Arsip Blog

Selasa, 22 Januari 2013

Apa Hukum Merayakan MAULID NABI ?



Perbuatan ini termasuk kedalam Perbuatan Bid’ah dan diharamkan. Mengapa?

Syaikh Muhammad bin Shalih Al-’Utsaimin rahimahullah menjawab:
Malam kelahiran Rasulullah shallallahu ‘alaihi wa sallam tidak diketahui secara pasti. Sebagian Ulama menyimpulkan bahwa malam kelahiran Rasulullah adalah 9 Rabi’ul Awwal bukan 12 Rabi’ul Awwal.

Adapun hadits Jabir dan Ibnu Abbas radhiallahu ‘anhuma yang menerangkan bahwa tanggal kelahiran Nabi shallallahu ‘alaihi wa sallam adalah tanggal 12 Rabiul Awal tidak shahih. Kalaulah shahih, tentu akan menjadi hakim (pemutus perkara) dalam masalah ini. Akan tetapi, Ibnu Katsir rahimahullah berkata tentang hadits tersebut, “Sanadnya terputus.” (al-Bidayah wan Nihayah karya Ibnu Rajab hlm. 184-185)

Dari sisi syariat juga tidak pernah ada dasarnya tentang merayakan Maulid Nabi. Bila Maulid Nabi ini termasuk syariat Allah, maka sudah sejak dulu Nabi Muhammad shallallahu alaihi wa sallam sudah menyampaikan kepada umatnya untuk melakukannya dan pasti perayaan ini akan terjaga hingga saat ini. Allah ta’ala berfirman yang artinya, “Sesungguhnya Kamilah yang menurunkan Al Quran dan Kami lah yang menjaganya.” (QS. Al-Hijr: 9)
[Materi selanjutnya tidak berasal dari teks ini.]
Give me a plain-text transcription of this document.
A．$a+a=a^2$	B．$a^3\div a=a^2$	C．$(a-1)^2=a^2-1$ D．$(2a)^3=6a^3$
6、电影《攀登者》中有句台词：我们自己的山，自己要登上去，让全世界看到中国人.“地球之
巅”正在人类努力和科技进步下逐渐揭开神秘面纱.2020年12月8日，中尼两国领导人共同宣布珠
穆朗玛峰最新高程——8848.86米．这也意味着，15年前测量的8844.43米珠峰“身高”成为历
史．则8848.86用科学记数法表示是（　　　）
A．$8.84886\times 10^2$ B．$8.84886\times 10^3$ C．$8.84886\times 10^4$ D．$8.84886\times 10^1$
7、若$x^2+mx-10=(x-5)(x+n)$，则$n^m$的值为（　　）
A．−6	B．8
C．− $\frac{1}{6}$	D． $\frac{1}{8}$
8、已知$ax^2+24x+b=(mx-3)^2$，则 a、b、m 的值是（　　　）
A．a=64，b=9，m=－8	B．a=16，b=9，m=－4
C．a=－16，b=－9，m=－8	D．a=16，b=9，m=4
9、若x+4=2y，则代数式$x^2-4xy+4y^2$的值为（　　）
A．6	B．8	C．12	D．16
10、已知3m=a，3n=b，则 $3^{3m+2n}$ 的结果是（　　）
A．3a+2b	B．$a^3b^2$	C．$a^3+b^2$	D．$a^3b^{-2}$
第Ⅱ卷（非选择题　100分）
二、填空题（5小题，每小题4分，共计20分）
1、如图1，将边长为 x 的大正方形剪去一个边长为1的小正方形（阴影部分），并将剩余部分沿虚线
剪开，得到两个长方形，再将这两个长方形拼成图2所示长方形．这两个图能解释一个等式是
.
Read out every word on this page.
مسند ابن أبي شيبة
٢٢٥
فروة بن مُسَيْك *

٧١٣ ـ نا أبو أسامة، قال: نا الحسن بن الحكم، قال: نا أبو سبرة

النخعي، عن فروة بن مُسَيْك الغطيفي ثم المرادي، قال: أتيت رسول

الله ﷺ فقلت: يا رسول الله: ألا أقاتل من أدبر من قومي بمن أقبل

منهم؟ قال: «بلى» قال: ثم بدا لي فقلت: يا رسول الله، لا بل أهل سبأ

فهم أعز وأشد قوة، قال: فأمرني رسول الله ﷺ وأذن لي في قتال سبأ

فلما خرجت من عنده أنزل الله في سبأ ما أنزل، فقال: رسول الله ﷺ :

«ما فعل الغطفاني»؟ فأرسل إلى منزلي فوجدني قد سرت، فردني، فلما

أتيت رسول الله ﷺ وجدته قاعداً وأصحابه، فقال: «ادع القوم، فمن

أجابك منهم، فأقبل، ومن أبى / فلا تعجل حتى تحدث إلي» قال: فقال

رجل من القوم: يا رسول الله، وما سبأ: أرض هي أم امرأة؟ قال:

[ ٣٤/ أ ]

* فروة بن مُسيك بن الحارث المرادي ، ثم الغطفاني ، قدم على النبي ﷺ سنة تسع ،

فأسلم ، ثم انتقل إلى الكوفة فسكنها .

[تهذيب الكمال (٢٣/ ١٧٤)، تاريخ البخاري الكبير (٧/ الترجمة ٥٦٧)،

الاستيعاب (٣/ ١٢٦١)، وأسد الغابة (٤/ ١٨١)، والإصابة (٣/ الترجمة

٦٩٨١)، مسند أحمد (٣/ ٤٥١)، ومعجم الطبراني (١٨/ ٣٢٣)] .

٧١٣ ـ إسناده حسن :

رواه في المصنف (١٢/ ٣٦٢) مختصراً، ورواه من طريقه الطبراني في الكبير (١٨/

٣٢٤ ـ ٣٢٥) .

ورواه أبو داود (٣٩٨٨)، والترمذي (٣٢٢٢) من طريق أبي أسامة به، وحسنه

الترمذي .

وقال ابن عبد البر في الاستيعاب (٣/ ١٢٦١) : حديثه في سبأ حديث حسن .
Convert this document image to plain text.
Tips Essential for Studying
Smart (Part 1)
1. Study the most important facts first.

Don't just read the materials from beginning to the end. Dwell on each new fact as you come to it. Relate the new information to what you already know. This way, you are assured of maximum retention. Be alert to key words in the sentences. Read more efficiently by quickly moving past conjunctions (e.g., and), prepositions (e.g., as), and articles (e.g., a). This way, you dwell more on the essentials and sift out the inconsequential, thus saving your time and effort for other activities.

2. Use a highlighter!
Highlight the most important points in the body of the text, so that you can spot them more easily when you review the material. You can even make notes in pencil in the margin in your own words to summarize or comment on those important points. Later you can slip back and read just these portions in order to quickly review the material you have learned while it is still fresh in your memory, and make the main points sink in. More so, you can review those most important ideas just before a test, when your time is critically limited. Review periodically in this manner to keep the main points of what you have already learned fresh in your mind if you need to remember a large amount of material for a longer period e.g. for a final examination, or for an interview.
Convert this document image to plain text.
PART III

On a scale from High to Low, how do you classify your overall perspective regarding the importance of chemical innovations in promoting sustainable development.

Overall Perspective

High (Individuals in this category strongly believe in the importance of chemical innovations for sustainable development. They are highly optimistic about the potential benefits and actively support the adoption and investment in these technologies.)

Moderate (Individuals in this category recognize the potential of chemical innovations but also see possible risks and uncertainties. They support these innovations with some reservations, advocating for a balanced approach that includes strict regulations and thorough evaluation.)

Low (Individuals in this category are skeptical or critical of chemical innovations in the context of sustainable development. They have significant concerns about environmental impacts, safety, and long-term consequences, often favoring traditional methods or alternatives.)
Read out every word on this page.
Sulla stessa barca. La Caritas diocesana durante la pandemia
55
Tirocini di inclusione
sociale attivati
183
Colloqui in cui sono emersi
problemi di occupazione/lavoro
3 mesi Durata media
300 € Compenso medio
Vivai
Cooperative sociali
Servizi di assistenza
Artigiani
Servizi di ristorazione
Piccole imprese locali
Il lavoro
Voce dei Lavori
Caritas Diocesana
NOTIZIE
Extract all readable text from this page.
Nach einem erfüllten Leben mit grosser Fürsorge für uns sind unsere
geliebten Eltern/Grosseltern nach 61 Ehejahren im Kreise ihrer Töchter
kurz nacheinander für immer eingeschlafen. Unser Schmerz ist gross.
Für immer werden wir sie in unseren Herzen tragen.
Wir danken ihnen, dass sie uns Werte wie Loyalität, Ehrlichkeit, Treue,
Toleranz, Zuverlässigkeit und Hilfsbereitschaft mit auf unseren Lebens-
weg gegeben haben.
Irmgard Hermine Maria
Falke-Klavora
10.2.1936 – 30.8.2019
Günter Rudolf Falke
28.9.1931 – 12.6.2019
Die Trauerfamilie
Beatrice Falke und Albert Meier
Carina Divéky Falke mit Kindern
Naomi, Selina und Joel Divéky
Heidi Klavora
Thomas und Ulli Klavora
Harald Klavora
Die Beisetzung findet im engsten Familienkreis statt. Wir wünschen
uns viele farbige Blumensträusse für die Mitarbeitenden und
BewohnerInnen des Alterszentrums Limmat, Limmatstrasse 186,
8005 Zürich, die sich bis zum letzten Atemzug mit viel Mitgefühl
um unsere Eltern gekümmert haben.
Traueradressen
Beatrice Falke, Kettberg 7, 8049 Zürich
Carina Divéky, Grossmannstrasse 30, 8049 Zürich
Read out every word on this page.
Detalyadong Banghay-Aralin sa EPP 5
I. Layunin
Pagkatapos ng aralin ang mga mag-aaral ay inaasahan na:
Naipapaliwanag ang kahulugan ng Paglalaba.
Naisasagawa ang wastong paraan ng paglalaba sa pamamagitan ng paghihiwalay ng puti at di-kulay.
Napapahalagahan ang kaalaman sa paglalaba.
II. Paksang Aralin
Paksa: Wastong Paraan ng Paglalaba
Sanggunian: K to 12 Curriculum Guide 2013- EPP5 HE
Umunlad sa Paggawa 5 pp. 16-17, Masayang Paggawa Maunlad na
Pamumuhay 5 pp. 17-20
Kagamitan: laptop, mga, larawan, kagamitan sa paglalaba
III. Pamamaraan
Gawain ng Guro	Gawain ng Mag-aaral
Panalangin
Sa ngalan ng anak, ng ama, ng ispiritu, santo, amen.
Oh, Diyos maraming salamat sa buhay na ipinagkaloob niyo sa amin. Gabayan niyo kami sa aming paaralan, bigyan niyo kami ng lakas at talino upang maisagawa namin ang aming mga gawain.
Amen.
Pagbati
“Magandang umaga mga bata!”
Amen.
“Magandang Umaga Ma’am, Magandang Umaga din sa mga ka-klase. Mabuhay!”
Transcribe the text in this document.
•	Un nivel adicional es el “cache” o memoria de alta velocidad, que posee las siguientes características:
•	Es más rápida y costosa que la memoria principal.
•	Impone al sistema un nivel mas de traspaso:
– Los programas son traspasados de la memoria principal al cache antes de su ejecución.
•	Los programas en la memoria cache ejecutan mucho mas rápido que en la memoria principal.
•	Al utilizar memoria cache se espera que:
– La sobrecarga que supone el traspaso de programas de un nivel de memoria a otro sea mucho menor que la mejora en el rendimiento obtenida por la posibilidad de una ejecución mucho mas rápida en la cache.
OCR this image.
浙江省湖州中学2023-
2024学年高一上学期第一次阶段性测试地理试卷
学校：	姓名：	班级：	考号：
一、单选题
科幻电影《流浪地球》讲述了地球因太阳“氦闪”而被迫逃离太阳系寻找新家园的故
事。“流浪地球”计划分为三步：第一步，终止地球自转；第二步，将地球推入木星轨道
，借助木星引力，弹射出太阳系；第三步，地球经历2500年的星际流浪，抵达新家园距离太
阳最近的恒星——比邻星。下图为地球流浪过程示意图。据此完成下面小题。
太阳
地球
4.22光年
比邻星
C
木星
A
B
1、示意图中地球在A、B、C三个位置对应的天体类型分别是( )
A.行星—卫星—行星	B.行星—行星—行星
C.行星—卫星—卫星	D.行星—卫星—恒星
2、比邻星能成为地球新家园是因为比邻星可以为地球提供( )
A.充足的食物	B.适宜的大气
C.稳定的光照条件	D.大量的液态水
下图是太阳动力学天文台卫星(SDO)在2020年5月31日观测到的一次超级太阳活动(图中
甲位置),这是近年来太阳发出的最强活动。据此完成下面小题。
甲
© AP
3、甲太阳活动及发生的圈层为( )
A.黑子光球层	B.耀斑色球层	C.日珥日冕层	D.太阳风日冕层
الْيَوْمَ أَكْمَلْتُ لَكُمْ دِينَكُمْ وَأَتْمَمْتُ عَلَيْكُمْ نِعْمَتِي



 “Pada hari ini Aku telah sempurnakan bagi kalian agama kalian dan Aku telah cukupkan nikmat-Ku kepada kalian.” (QS. Al-Maa’idah: 3) .  

Barang siapa yang mengklaim acara maulid ini termasuk kesempurnaan agama dan ternyata ia terjadi setelah wafatnya Rasul shallallahu ‘alaihi wa sallam maka sesungguhnya ucapannya itu mengandung pendustaan terhadap ayat yang mulia ini.

Agama ini sudahlah amat SEMPURNA, maka dari itu JANGANLAH KITA MENAMBAH-NAMBAHI ibadah yang tidak di syariatkan dan JANGAN PULA MENGURANGINYA.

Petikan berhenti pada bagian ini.